Bob Erwin believes that Adventists should regard ADVENTIST DIVERSITY AS AN ASSET. The following chart is his take on our different views of reality. Whether or not all of us can abide “Living Under The Big Tent Of Adventism” remains to be seen.

HOLDING THE GENERAL CONFERENCE PRESIDENT ACCOUNTABLE for his isolationist position regarding other Christian fellowships is a tall order, but Eric Webster makes a strong case for “prayerfully and discreetly bringing our attitude toward other Christians into harmony with Fundamental Belief No. 12 and with our practice of the Lord’s Supper”.

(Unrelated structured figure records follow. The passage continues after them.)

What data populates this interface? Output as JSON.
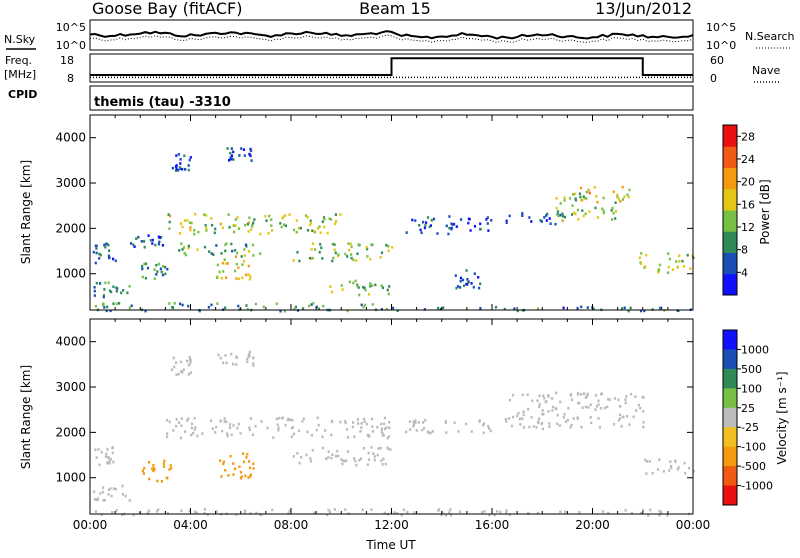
{
  "header": {
    "station": "Goose Bay (fitACF)",
    "beam": "Beam 15",
    "date": "13/Jun/2012"
  },
  "noise_panel": {
    "left_label": "N.Sky",
    "right_label": "N.Search",
    "left_ticks": [
      "10^5",
      "10^0"
    ],
    "right_ticks": [
      "10^5",
      "10^0"
    ]
  },
  "freq_panel": {
    "left_label_1": "Freq.",
    "left_label_2": "[MHz]",
    "right_label": "Nave",
    "left_ticks": [
      "18",
      "8"
    ],
    "right_ticks": [
      "60",
      "0"
    ],
    "freq_mhz": [
      {
        "from_hour": 0,
        "to_hour": 12,
        "value": 10.5
      },
      {
        "from_hour": 12,
        "to_hour": 22,
        "value": 16.5
      },
      {
        "from_hour": 22,
        "to_hour": 24,
        "value": 10.5
      }
    ],
    "nave": 10
  },
  "cpid_panel": {
    "label": "CPID",
    "text": "themis (tau) -3310"
  },
  "colors": {
    "power_scale": [
      "#1010ff",
      "#1a4fb5",
      "#2e8b57",
      "#77c044",
      "#e5c616",
      "#f39a11",
      "#f05a12",
      "#e81010"
    ],
    "velocity_scale": [
      "#e81010",
      "#f05a12",
      "#f39a11",
      "#f0c020",
      "#bbbbbb",
      "#77c044",
      "#2e8b57",
      "#1a4fb5",
      "#1010ff"
    ],
    "ground_scatter": "#bbbbbb"
  },
  "chart_data": [
    {
      "type": "heatmap",
      "title": "Power",
      "xlabel": "",
      "ylabel": "Slant Range [km]",
      "x_unit": "hour UT",
      "xlim": [
        0,
        24
      ],
      "ylim": [
        200,
        4500
      ],
      "yticks": [
        "1000",
        "2000",
        "3000",
        "4000"
      ],
      "colorbar": {
        "label": "Power [dB]",
        "range": [
          0,
          30
        ],
        "ticks": [
          "4",
          "8",
          "12",
          "16",
          "20",
          "24",
          "28"
        ]
      },
      "regions": [
        {
          "t0": 0.1,
          "t1": 1.0,
          "r0": 1200,
          "r1": 1700,
          "value": 8
        },
        {
          "t0": 0.1,
          "t1": 1.6,
          "r0": 500,
          "r1": 850,
          "value": 7
        },
        {
          "t0": 1.5,
          "t1": 3.0,
          "r0": 1600,
          "r1": 1900,
          "value": 6
        },
        {
          "t0": 2.0,
          "t1": 3.2,
          "r0": 900,
          "r1": 1250,
          "value": 9
        },
        {
          "t0": 3.0,
          "t1": 10.0,
          "r0": 1900,
          "r1": 2350,
          "value": 14
        },
        {
          "t0": 3.5,
          "t1": 7.0,
          "r0": 1400,
          "r1": 1700,
          "value": 11
        },
        {
          "t0": 5.0,
          "t1": 6.5,
          "r0": 900,
          "r1": 1500,
          "value": 17
        },
        {
          "t0": 8.0,
          "t1": 12.0,
          "r0": 1300,
          "r1": 1700,
          "value": 13
        },
        {
          "t0": 9.5,
          "t1": 12.0,
          "r0": 550,
          "r1": 900,
          "value": 12
        },
        {
          "t0": 3.2,
          "t1": 4.0,
          "r0": 3300,
          "r1": 3700,
          "value": 4
        },
        {
          "t0": 5.0,
          "t1": 6.5,
          "r0": 3500,
          "r1": 3800,
          "value": 4
        },
        {
          "t0": 0.1,
          "t1": 12.0,
          "r0": 200,
          "r1": 380,
          "value": 10
        },
        {
          "t0": 12.0,
          "t1": 24.0,
          "r0": 200,
          "r1": 300,
          "value": 8
        },
        {
          "t0": 16.5,
          "t1": 18.8,
          "r0": 2100,
          "r1": 2400,
          "value": 6
        },
        {
          "t0": 18.5,
          "t1": 21.0,
          "r0": 2200,
          "r1": 2800,
          "value": 13
        },
        {
          "t0": 19.5,
          "t1": 21.5,
          "r0": 2600,
          "r1": 2950,
          "value": 18
        },
        {
          "t0": 21.8,
          "t1": 24.0,
          "r0": 1050,
          "r1": 1500,
          "value": 14
        },
        {
          "t0": 12.5,
          "t1": 16.0,
          "r0": 1900,
          "r1": 2300,
          "value": 4
        },
        {
          "t0": 14.5,
          "t1": 15.5,
          "r0": 700,
          "r1": 1100,
          "value": 5
        }
      ]
    },
    {
      "type": "heatmap",
      "title": "Velocity",
      "xlabel": "Time UT",
      "ylabel": "Slant Range [km]",
      "x_unit": "hour UT",
      "xlim": [
        0,
        24
      ],
      "ylim": [
        200,
        4500
      ],
      "xticks": [
        "00:00",
        "04:00",
        "08:00",
        "12:00",
        "16:00",
        "20:00",
        "00:00"
      ],
      "yticks": [
        "1000",
        "2000",
        "3000",
        "4000"
      ],
      "colorbar": {
        "label": "Velocity [m s⁻¹]",
        "ticks": [
          "1000",
          "500",
          "100",
          "25",
          "-25",
          "-100",
          "-500",
          "-1000"
        ]
      },
      "regions": [
        {
          "t0": 0.1,
          "t1": 1.0,
          "r0": 1300,
          "r1": 1700,
          "value": 0
        },
        {
          "t0": 0.1,
          "t1": 1.6,
          "r0": 500,
          "r1": 850,
          "value": 0
        },
        {
          "t0": 2.0,
          "t1": 3.2,
          "r0": 950,
          "r1": 1400,
          "value": -300
        },
        {
          "t0": 3.0,
          "t1": 12.0,
          "r0": 1900,
          "r1": 2350,
          "value": 0
        },
        {
          "t0": 5.0,
          "t1": 6.5,
          "r0": 1000,
          "r1": 1600,
          "value": -300
        },
        {
          "t0": 8.0,
          "t1": 12.0,
          "r0": 1300,
          "r1": 1700,
          "value": 0
        },
        {
          "t0": 3.2,
          "t1": 4.0,
          "r0": 3300,
          "r1": 3700,
          "value": 0
        },
        {
          "t0": 5.0,
          "t1": 6.5,
          "r0": 3500,
          "r1": 3800,
          "value": 0
        },
        {
          "t0": 0.1,
          "t1": 24.0,
          "r0": 200,
          "r1": 330,
          "value": 0
        },
        {
          "t0": 12.2,
          "t1": 16.0,
          "r0": 2000,
          "r1": 2300,
          "value": 0
        },
        {
          "t0": 16.5,
          "t1": 22.0,
          "r0": 2100,
          "r1": 2900,
          "value": 0
        },
        {
          "t0": 22.0,
          "t1": 24.0,
          "r0": 1100,
          "r1": 1450,
          "value": 0
        }
      ]
    }
  ]
}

Jim Brauer reminds readers that fundamental values need not be abandoned in his prose poem, HOW TO MANAGE IF THE CHURCH SPLITS.

CONDITIONAL PROPHECY AND LAST-DAY EVENTS by Alden Thompson is a rambling, disjointed essay, that, in his own words, “is supposed to be about ‘conditional prophecy’. But it’s such a scary topic that we will ease into it with a much-too-long preamble.”

Editors, this preamble preceding The Preamble is a plea for help. I know that Alden is an SDA icon and a regular contributor, but he’s asking IN PRINT for editorial guidance that wasn’t forthcoming. Consequently, the piece ends with a plea to “honor it (the Sabbath) when all around us people are eating and drinking, marrying and giving in marriage”.

Kenley D. Hall reviews THE OMEGA REBELLION: WHAT EVERY ADVENTIST NEEDS TO KNOW…NOW. Editors, why you chose to review a book by Rick Howard is a mystery to me. Why the reviewer, Kenley D. Hall, was allocated 10% of the contents of the magazine is another mystery.

Adventist Man’s contribution to the issue is as advertised: a funny, satirical look at Adventist life.